First impressions (and a tiny mind‑reading joke)
I love features that reduce cognitive tax, and Pulse lands squarely there. It nudges me with timely cards — “here’s what to cook tonight,” “you’ve got a trip coming up, here are places near your hotel,” “keep that training streak alive” — and then gets out of the way. It’s like OpenAI peeked at my browser chaos and said, “the battle is whoever wows you first.” Point taken.
What to watch for
It’s a preview. Expect a few misses (“thanks for the tip on the project I finished last week”). Keep guiding it; that feedback tightens the fit.
Mobile‑only for now. Pro on iOS/Android; web/desktop aren’t included yet (but expect them soon in all versions, maybe even free… though it’s a premium feature)
Privacy posture. App connectors are opt‑in and off by default; connector content isn’t used for training. If you enable “Improve the model for everyone,” chats you save/interact with can be used to improve ChatGPT — just like regular conversations. You can turn that off.
Where Pulse fits in OpenAI’s arc
Earlier this year, OpenAI experimented with more assistant‑like behavior through Tasks (scheduled updates and reminders). Pulse feels like the automated, daily‑briefing cousin of that idea — less “tell it to send X at 7am,” more “it noticed you care about X and prepared something useful.” It’s a small but telling step toward ambient assistance.

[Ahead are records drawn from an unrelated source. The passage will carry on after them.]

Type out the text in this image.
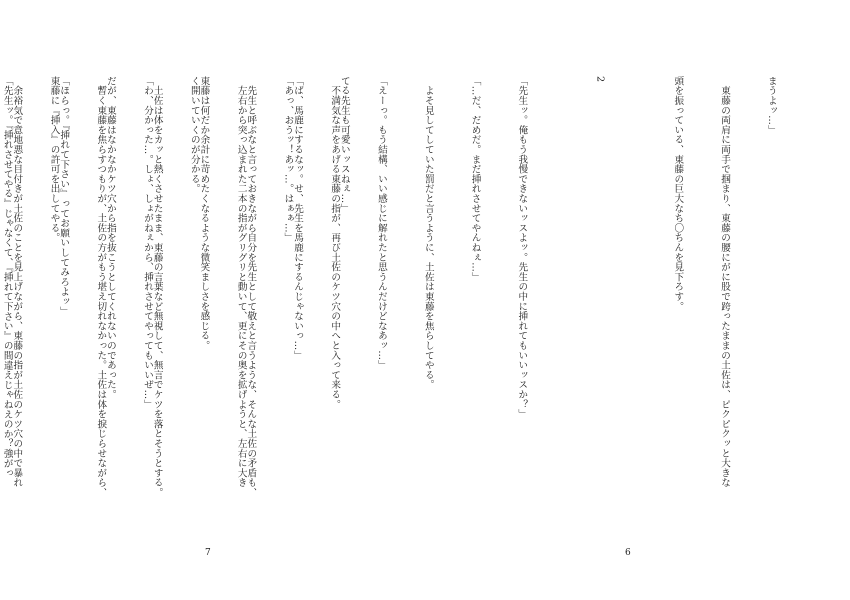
てる先生も可愛いッスねぇ…」

「ば、馬鹿にするなッ。せ、先生を馬鹿にするんじゃないっ…」

　先生と呼ぶなと言っておきながら自分を先生として敬えと言うような、そんな土佐の矛盾も、

東藤は何だか余計に苛めたくなるような微笑ましさを感じる。

　土佐は体をカッと熱くさせたまま、東藤の言葉など無視して、無言でケツを落とそうとする。

だが、東藤はなかなかケツ穴から指を抜こうとしてくれないのであった。

「ほらっ。『挿れて下さい』ってお願いしてみろよッ」

　余裕気で意地悪な目付きが土佐のことを見上げながら、東藤の指が土佐のケツ穴の中で暴れ

7

まうよッ…」

　東藤の両肩に両手で掴まり、東藤の腰にがに股で跨ったままの土佐は、ピクピクッと大きな

頭を振っている、東藤の巨大なち〇ちんを見下ろす。

2

「先生ッ。俺もう我慢できないッスよッ。先生の中に挿れてもいいッスか？」

「…だ、だめだ。まだ挿れさせてやんねぇ…」

　よそ見してしていた罰だと言うように、土佐は東藤を焦らしてやる。

「えーっ。もう結構、いい感じに解れたと思うんだけどなあッ…」

　不満気な声をあげる東藤の指が、再び土佐のケツ穴の中へと入って来る。

「あっ、おうッ！あッ…。はぁぁ…」

　左右から突っ込まれた二本の指がグリグリと動いて、更にその奥を拡げようと、左右に大き

く開いていくのが分かる。

「わ、分かった…。しょ、しょがねぇから、挿れさせてやってもいいぜ…」

　暫く東藤を焦らすつもりが、土佐の方がもう堪え切れなかった。土佐は体を捩じらせながら、

東藤に『挿入』の許可を出してやる。

「先生ッ。『挿れさせてやる』じゃなくて、『挿れて下さい』の間違えじゃねえのか？強がっ

6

How to get the most out of it (quick playbook)
Turn on Memory (and Pulse) in settings.
Curate tonight. Ask for tomorrow’s focus before 10pm: “local art openings this weekend,” “tennis results + one drill to try,” “friendly dinner recipes under 30 minutes.”

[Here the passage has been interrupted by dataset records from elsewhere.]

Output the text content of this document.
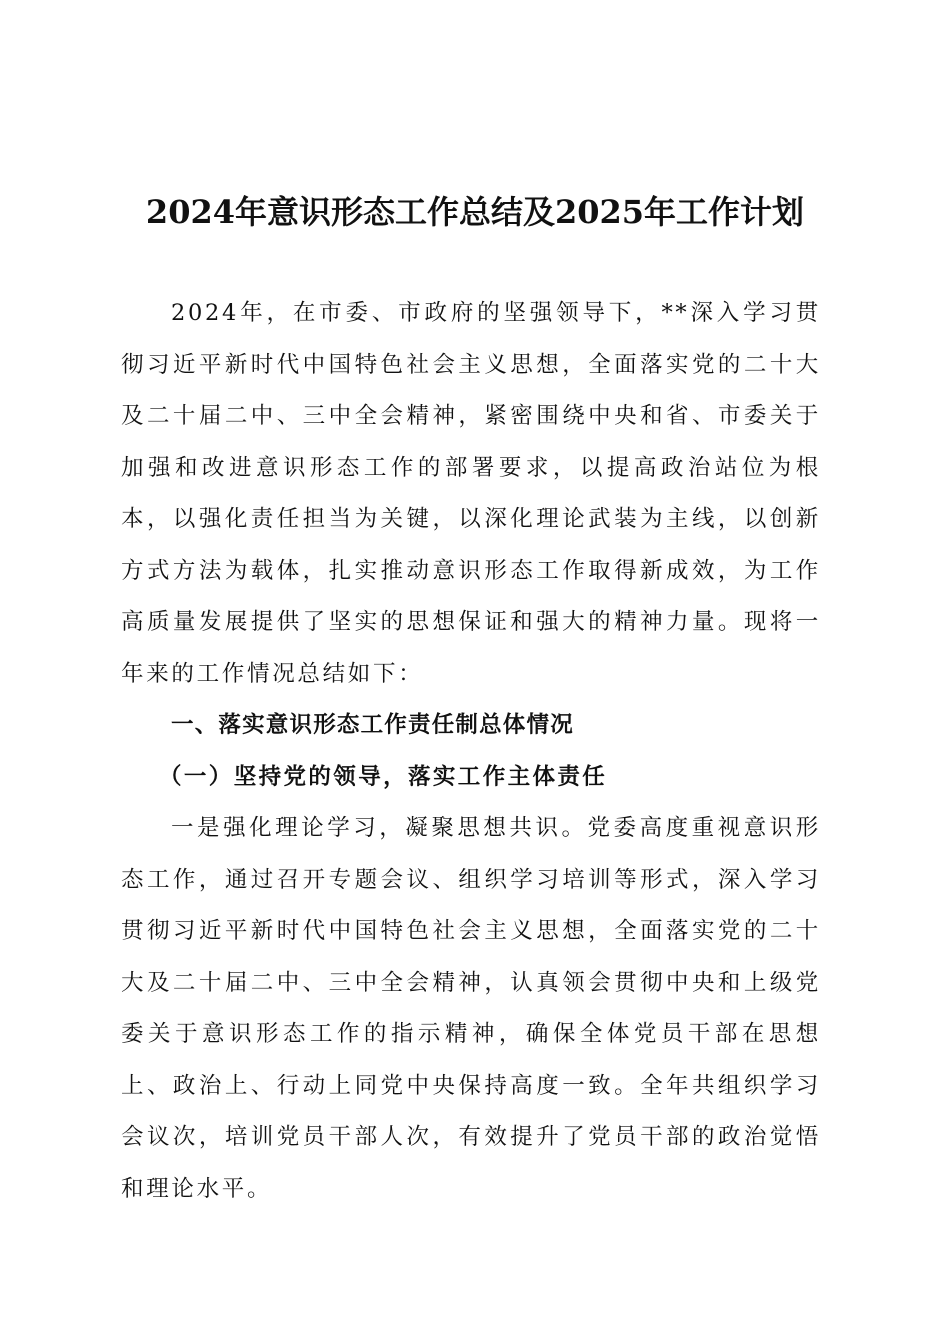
2024年意识形态工作总结及2025年工作计划

2024年，在市委、市政府的坚强领导下，**深入学习贯彻习近平新时代中国特色社会主义思想，全面落实党的二十大及二十届二中、三中全会精神，紧密围绕中央和省、市委关于加强和改进意识形态工作的部署要求，以提高政治站位为根本，以强化责任担当为关键，以深化理论武装为主线，以创新方式方法为载体，扎实推动意识形态工作取得新成效，为工作高质量发展提供了坚实的思想保证和强大的精神力量。现将一年来的工作情况总结如下：

一、落实意识形态工作责任制总体情况

（一）坚持党的领导，落实工作主体责任

一是强化理论学习，凝聚思想共识。党委高度重视意识形态工作，通过召开专题会议、组织学习培训等形式，深入学习贯彻习近平新时代中国特色社会主义思想，全面落实党的二十大及二十届二中、三中全会精神，认真领会贯彻中央和上级党委关于意识形态工作的指示精神，确保全体党员干部在思想上、政治上、行动上同党中央保持高度一致。全年共组织学习会议次，培训党员干部人次，有效提升了党员干部的政治觉悟和理论水平。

Use the cards to act. Open, ask for next steps, save the ones you’ll revisit.
Tighten the loop. Thumb up/down, trim topics, and adjust connectors as needed.
Bottom line: Pulse feels like old‑school RSS got a patient, proactive, intelligent assistant. It keeps the skim, drops the sludge, and gives you a clean on‑ramp to action (no more annoying popups, scroll background ads, or paywalls). If the AI era is a race to “who wows me first,” Pulse makes a strong first move — short, steerable, and done by breakfast. How do you like them cyber omelets?
Sources: OpenAI’s product post and help docs detail how Pulse works (preview on Pro mobile; daily, asynchronous research; curation; safety; controls). Independent coverage from The Verge, Axios, and ET adds context on the proactive “agent” direction and why the experience is intentionally finite.